Anisomycin triggered selective regulation of genes associated with immune response-associated genes in HCC cells and the CD58 ligand-dependent effects of anisomycin on HCC cells toward NK cell cytotoxicity. (a) Heat map representation of the expression levels of immune response-associated genes that were changed by more than 2-fold after anisomycin treatment of HepG2 cells in three independent experiments. The gene list for this heat map is shown in Supplementary Table 2. (b) Selected differentially regulated genes in immune response-associated genes from microarray data. (c) HepG2, Huh7, and SNU449 cells were treated with DMSO (control) or 0.2 μM anisomycin and analysed to determine the expression levels of CD58 using western blotting. Protein expression in the cell lysates was analysed by immunoblotting with antibodies against CD58, and GAPDH expression was analysed as a loading control.
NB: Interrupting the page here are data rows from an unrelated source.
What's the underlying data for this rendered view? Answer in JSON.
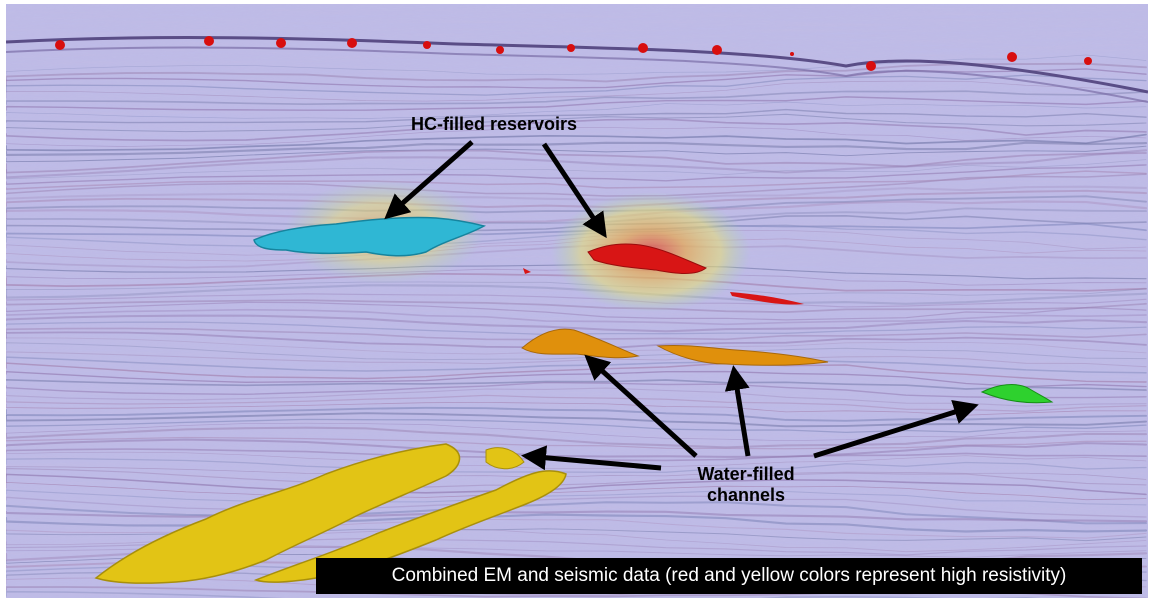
{
  "annotations": {
    "hc_reservoirs": "HC-filled reservoirs",
    "water_channels_line1": "Water-filled",
    "water_channels_line2": "channels"
  },
  "caption": "Combined EM and seismic data (red and yellow colors represent high resistivity)",
  "colors": {
    "seismic_background": "#b8b6e6",
    "hc_reservoir_blue": "#2fb7d4",
    "hc_reservoir_red": "#d81515",
    "water_channel_orange": "#e0900c",
    "water_channel_yellow": "#e2c415",
    "water_channel_green": "#2ed12e",
    "em_anomaly_glow": "#e8c85a",
    "receiver_marker": "#d80e0e",
    "arrow": "#000000",
    "caption_background": "#000000",
    "caption_text": "#ffffff"
  }
}
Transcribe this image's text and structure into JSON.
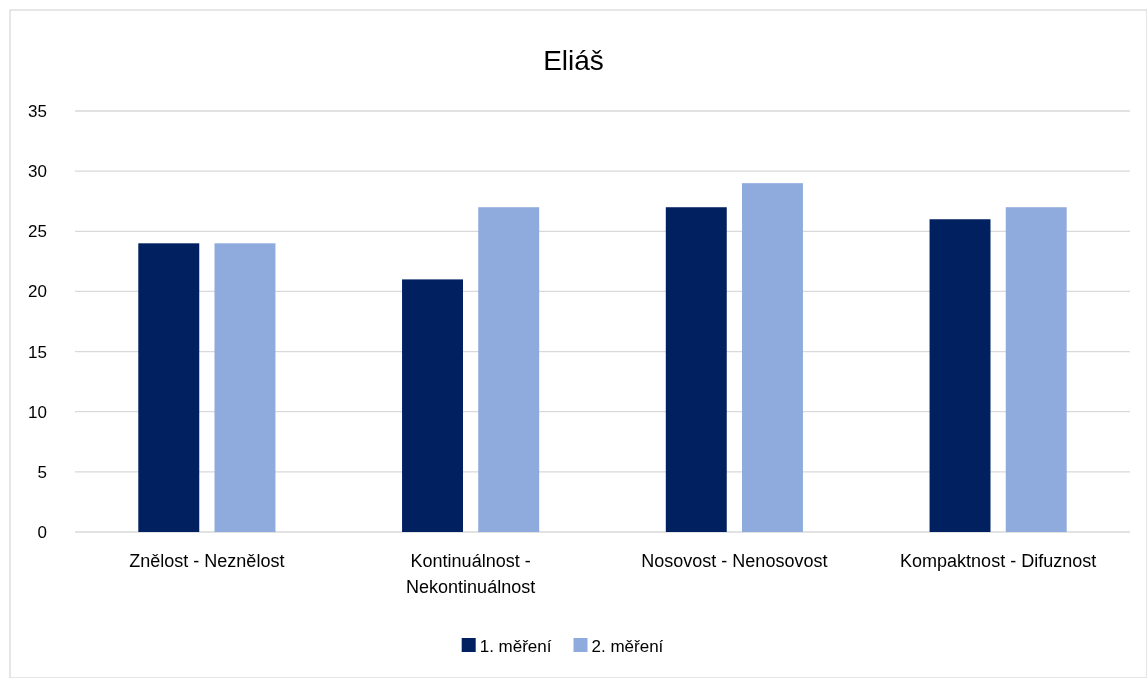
{
  "chart_data": {
    "type": "bar",
    "title": "Eliáš",
    "categories": [
      "Znělost - Neznělost",
      "Kontinuálnost - Nekontinuálnost",
      "Nosovost - Nenosovost",
      "Kompaktnost - Difuznost"
    ],
    "series": [
      {
        "name": "1. měření",
        "color": "#002060",
        "values": [
          24,
          21,
          27,
          26
        ]
      },
      {
        "name": "2. měření",
        "color": "#8faadc",
        "values": [
          24,
          27,
          29,
          27
        ]
      }
    ],
    "ylim": [
      0,
      35
    ],
    "yticks": [
      0,
      5,
      10,
      15,
      20,
      25,
      30,
      35
    ],
    "grid": "y",
    "legend": "bottom"
  }
}
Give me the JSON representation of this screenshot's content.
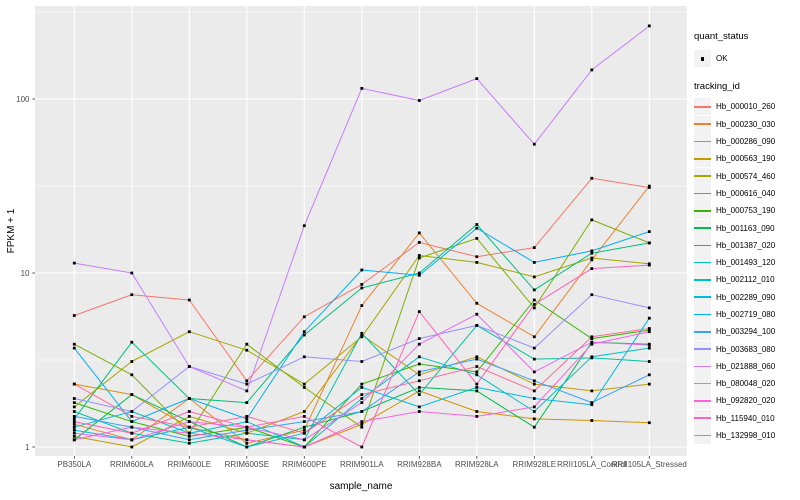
{
  "legend": {
    "quant_status_title": "quant_status",
    "quant_status_items": [
      {
        "label": "OK",
        "marker": "black-square-point"
      }
    ],
    "tracking_id_title": "tracking_id"
  },
  "axes": {
    "x_title": "sample_name",
    "y_title": "FPKM + 1",
    "y_tick_labels": [
      "1",
      "10",
      "100"
    ]
  },
  "chart_data": {
    "type": "line",
    "title": "",
    "xlabel": "sample_name",
    "ylabel": "FPKM + 1",
    "y_scale": "log10",
    "ylim": [
      1,
      400
    ],
    "y_major_ticks": [
      1,
      10,
      100
    ],
    "y_minor_ticks": [
      3.162,
      31.62,
      316.2
    ],
    "grid": "white-on-gray",
    "legend_position": "right",
    "panel_background": "#EBEBEB",
    "grid_color": "#FFFFFF",
    "tick_label_color": "#4D4D4D",
    "point_marker": {
      "shape": "square",
      "color": "#000000",
      "size": 2.8
    },
    "categories": [
      "PB350LA",
      "RRIM600LA",
      "RRIM600LE",
      "RRIM600SE",
      "RRIM600PE",
      "RRIM901LA",
      "RRIM928BA",
      "RRIM928LA",
      "RRIM928LE",
      "RRII105LA_Control",
      "RRII105LA_Stressed"
    ],
    "series": [
      {
        "name": "Hb_000010_260",
        "color": "#F8766D",
        "values": [
          5.7,
          7.5,
          7.0,
          2.4,
          5.6,
          8.6,
          15.0,
          12.4,
          14.0,
          35.0,
          31.0
        ]
      },
      {
        "name": "Hb_000230_030",
        "color": "#EA8331",
        "values": [
          1.35,
          1.1,
          1.9,
          1.05,
          1.25,
          6.5,
          17.0,
          6.7,
          4.3,
          11.9,
          31.6
        ]
      },
      {
        "name": "Hb_000286_090",
        "color": "#D89000",
        "values": [
          2.3,
          2.0,
          1.3,
          1.1,
          1.0,
          1.35,
          2.1,
          1.6,
          1.45,
          1.42,
          1.38
        ]
      },
      {
        "name": "Hb_000563_190",
        "color": "#C09B00",
        "values": [
          1.15,
          1.0,
          1.5,
          1.2,
          1.6,
          4.4,
          2.6,
          3.3,
          2.3,
          2.1,
          2.3
        ]
      },
      {
        "name": "Hb_000574_460",
        "color": "#A3A500",
        "values": [
          1.7,
          3.1,
          4.6,
          3.6,
          2.3,
          4.3,
          12.6,
          11.5,
          9.5,
          12.2,
          11.3
        ]
      },
      {
        "name": "Hb_000616_040",
        "color": "#7CAE00",
        "values": [
          3.9,
          2.6,
          1.2,
          3.9,
          2.2,
          1.3,
          12.2,
          15.8,
          6.3,
          20.2,
          14.9
        ]
      },
      {
        "name": "Hb_000753_190",
        "color": "#39B600",
        "values": [
          1.8,
          1.4,
          1.15,
          1.3,
          1.0,
          2.3,
          3.0,
          2.7,
          7.0,
          4.2,
          4.7
        ]
      },
      {
        "name": "Hb_001163_090",
        "color": "#00BB4E",
        "values": [
          1.1,
          2.0,
          1.4,
          1.0,
          1.3,
          1.6,
          2.2,
          2.1,
          1.3,
          4.0,
          3.9
        ]
      },
      {
        "name": "Hb_001387_020",
        "color": "#00BF7D",
        "values": [
          1.45,
          4.0,
          1.9,
          1.8,
          4.4,
          8.2,
          10.0,
          19.0,
          8.0,
          13.0,
          14.9
        ]
      },
      {
        "name": "Hb_001493_120",
        "color": "#00C1A3",
        "values": [
          1.6,
          1.2,
          1.05,
          1.2,
          1.1,
          4.5,
          2.0,
          5.0,
          3.2,
          3.25,
          3.1
        ]
      },
      {
        "name": "Hb_002112_010",
        "color": "#00BFC4",
        "values": [
          1.3,
          1.6,
          1.2,
          1.4,
          1.0,
          1.9,
          3.3,
          2.6,
          1.6,
          3.3,
          3.7
        ]
      },
      {
        "name": "Hb_002289_090",
        "color": "#00BAE0",
        "values": [
          1.25,
          1.1,
          1.3,
          1.0,
          1.2,
          2.2,
          1.7,
          2.2,
          1.9,
          1.75,
          5.5
        ]
      },
      {
        "name": "Hb_002719_080",
        "color": "#00B0F6",
        "values": [
          3.7,
          1.4,
          1.9,
          1.45,
          4.6,
          10.4,
          9.7,
          18.1,
          11.5,
          13.4,
          17.3
        ]
      },
      {
        "name": "Hb_003294_100",
        "color": "#35A2FF",
        "values": [
          1.5,
          1.3,
          1.1,
          1.25,
          1.4,
          1.6,
          2.7,
          3.2,
          2.4,
          1.8,
          2.6
        ]
      },
      {
        "name": "Hb_003683_080",
        "color": "#9590FF",
        "values": [
          1.9,
          1.6,
          2.9,
          2.3,
          3.3,
          3.1,
          4.2,
          5.0,
          3.7,
          7.5,
          6.3
        ]
      },
      {
        "name": "Hb_021888_060",
        "color": "#C77CFF",
        "values": [
          11.4,
          10.0,
          2.9,
          2.1,
          18.7,
          115.0,
          98.0,
          131.0,
          55.0,
          147.0,
          263.0
        ]
      },
      {
        "name": "Hb_080048_020",
        "color": "#E76BF3",
        "values": [
          1.2,
          1.1,
          1.4,
          1.3,
          1.1,
          1.8,
          3.9,
          5.8,
          2.7,
          4.0,
          3.85
        ]
      },
      {
        "name": "Hb_092820_020",
        "color": "#FA62DB",
        "values": [
          1.1,
          1.3,
          1.2,
          1.1,
          1.0,
          1.4,
          1.6,
          1.5,
          1.7,
          3.9,
          4.6
        ]
      },
      {
        "name": "Hb_115940_010",
        "color": "#FF62BC",
        "values": [
          1.4,
          1.2,
          1.6,
          1.3,
          1.5,
          1.0,
          6.0,
          2.3,
          6.6,
          10.6,
          11.1
        ]
      },
      {
        "name": "Hb_132998_010",
        "color": "#FF6A98",
        "values": [
          2.3,
          1.5,
          1.3,
          1.5,
          1.2,
          2.0,
          2.4,
          2.9,
          2.1,
          4.3,
          4.8
        ]
      }
    ]
  }
}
Full-length blots are presented in Supplementary Fig. 2. The results shown are representative of three independent experiments. (d) HepG2 cells were pre-treated with DMSO (control) or 0.2 anisomycin for 48 h and then cocultured with NK cells for 4 h. NK cell cytotoxicity was measured using an LDH cytotoxicity assay kit with or without anti-CD58 blocking antibodies. The ratio of NK cells to HepG2 cells was 1: 1; * significant differences from the control (untreated) based on two-tailed unpaired Student’s t-tests at p < 0.05. Error bars denote SEMs. (e) HepG2, Huh7, and SNU449 cells were pre-treated with DMSO (control) or 0.2 μM anisomycin for 48 h and analysed by flow cytometry. Representative histograms are shown from three different independent experiments. (f) Pooled results are shown from three independent flow cytometry experiments; *^,** significant differences from the control (untreated) by two-tailed unpaired Student’s t-tests at p < 0.05. Error bars denote SEMs.